Todos os barulhos, mesmo naquele lugar, davam para ouvir do outro lado da cidade pessoas gritando, empolgados com várias lutas diferentes que estavam ocorrendo. Todos esses sons... sumiram! Agora Kurosaki, já não enxergava e nem mesmo ouvia. O que dava para fazer? 

—E agora? Vai fazer o que? Me fala? Ah, foi mal, esqueci que agora você não escuta mais! 

Sentindo a vantagem, Ixchel concentrou seu poder, seus punhos se tornando um borrão enquanto se moviam com uma velocidade que desafiava a percepção. Kurosaki, lutando para se adaptar à perda de visão e audição. Não tinha mais escapatória, agora era só aceitar a derrota! Incapaz de acompanhar os movimentos de Ixchel, só restava a ele resistir aos impactos. Os impactos dos ataques de Ixchel ecoaram por todo o lugar, cada golpe enfraquecendo ainda mais Kurosaki. O desespero começou a se enraizar em sua mente enquanto ele lutava para manter o equilíbrio, os sentidos restantes se tornando turvos sob a pressão esmagadora de Ixchel. Uma sensação de opressão cresceu dentro de Kurosaki. 
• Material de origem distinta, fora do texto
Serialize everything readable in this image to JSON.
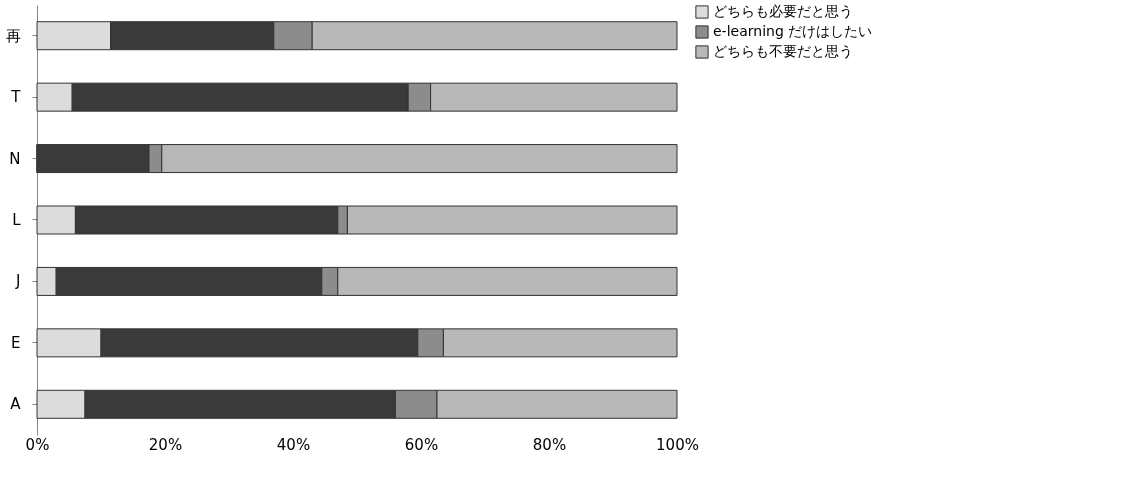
{
  "chart_data": {
    "type": "bar",
    "orientation": "horizontal",
    "stacked": true,
    "categories": [
      "再",
      "T",
      "N",
      "L",
      "J",
      "E",
      "A"
    ],
    "series": [
      {
        "name": "どちらも必要だと思う",
        "color": "#dcdcdc",
        "values": [
          11.5,
          5.5,
          0,
          6,
          3,
          10,
          7.5
        ]
      },
      {
        "color": "#3a3a3a",
        "values": [
          25.5,
          52.5,
          17.5,
          41,
          41.5,
          49.5,
          48.5
        ]
      },
      {
        "name": "e-learning だけはしたい",
        "color": "#8c8c8c",
        "values": [
          6,
          3.5,
          2,
          1.5,
          2.5,
          4,
          6.5
        ]
      },
      {
        "name": "どちらも不要だと思う",
        "color": "#b8b8b8",
        "values": [
          57,
          38.5,
          80.5,
          51.5,
          53,
          36.5,
          37.5
        ]
      }
    ],
    "xlim": [
      0,
      100
    ],
    "xticks": [
      {
        "value": 0,
        "label": "0%"
      },
      {
        "value": 20,
        "label": "20%"
      },
      {
        "value": 40,
        "label": "40%"
      },
      {
        "value": 60,
        "label": "60%"
      },
      {
        "value": 80,
        "label": "80%"
      },
      {
        "value": 100,
        "label": "100%"
      }
    ],
    "grid": false,
    "legend": "right"
  }
}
Kurosaki estava agora completamente mergulhado na escuridão e no silêncio, sua visão e audição roubadas por Ixchel através do poder de Tameemon. O que antes era uma luta acirrada transformou-se em um desafio desolador. Ele estava privado de seus sentidos, um estado de total privação que poderia ter deixado qualquer um em desespero.  

—Agora, é tudo ou nada – diz Kurosaki, mesmo sem poder ouvir uma resposta, é como se falasse para sim mesmo 

Kurosaki, cegado e privado de sua audição, recorreu a um novo estilo de luta. Ele estendeu sua língua de forma constante e rápida, como se buscasse capturar informações sobre seu ambiente e seu adversário. Cada movimento preciso da língua o ajudava a rastrear a presença e os movimentos de Ixchel. O tato, o último sentido que ele podia contar, era através dele que iria vencer, captando partículas no ar, seja de poeira, pedaços de rochas, sentindo o gosto através do ar e sabendo onde está. No tudo ou nada, Kurosaki vai lutar assim como uma serpente!